The SPAC merger is structured so that Forbes’ current owners, IWM (95%) and the Forbes family (5%), will receive a $400 million secondary round when the SPAC merger is complete.

In other words, this is a way for legacy holders of Forbes to get out with Binance fronting the bill. As Fischer said, “taking money out now sends a signal from the majority investor … that it doesn’t have confidence in the company.” You do not take such large amounts of secondary unless you know the business is going to struggle.

But why did Binance play ball? I have three theories here.

The first is the brand. While here in the United States, the Forbes brand doesn’t carry the same respect as it once did, in other parts of the world, it is still legitimate. According to the SPAC presentation, there are 45 worldwide editions across 27 different languages. That’s worth something.

The second is its size. Binance is a global exchange that needs to acquire new users to continue growing. Forbes has a ton of traffic. My suspicion is that Binance will find ways to partner with Forbes in a way that can be lucrative to the exchange. Why wouldn’t it?

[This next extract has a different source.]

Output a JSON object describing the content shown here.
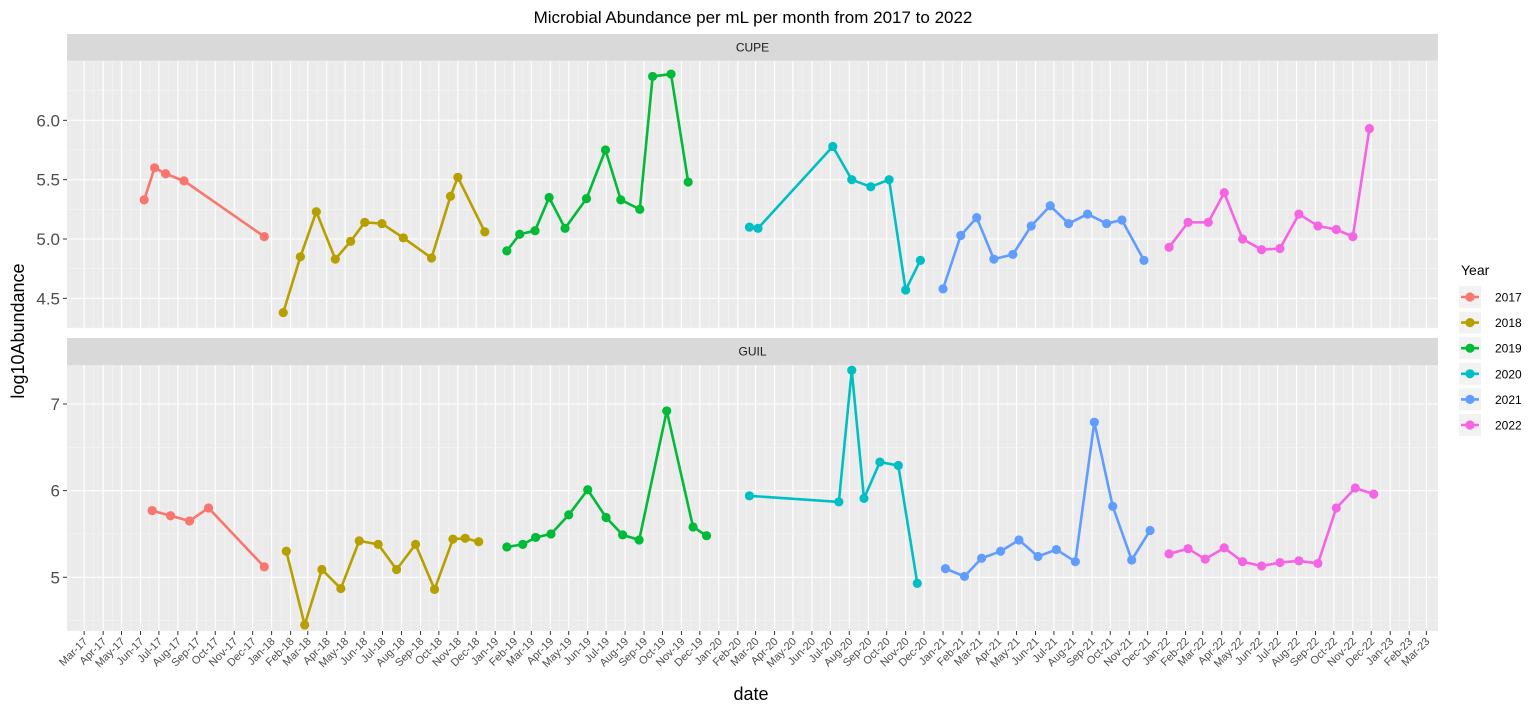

The third is notoriety. Digital Currency Group owns CoinDesk, which is one of the largest media companies dedicated to crypto alone. Why shouldn’t CZ (CEO of Binance) also own a media asset? Obviously, he isn’t the largest shareholder, but I wouldn’t be surprised to see him continue acquiring more shares as the years go on.

There’s going to be a lot of talk about how this is an attempt at putting Forbes on the blockchain or Forbes is going Web3, but I think it’s much simpler. The brand and traffic are incredibly compelling to an exchange that is fighting for market share and, ultimately, there’s an ego play. Who wouldn’t want to say they own Forbes?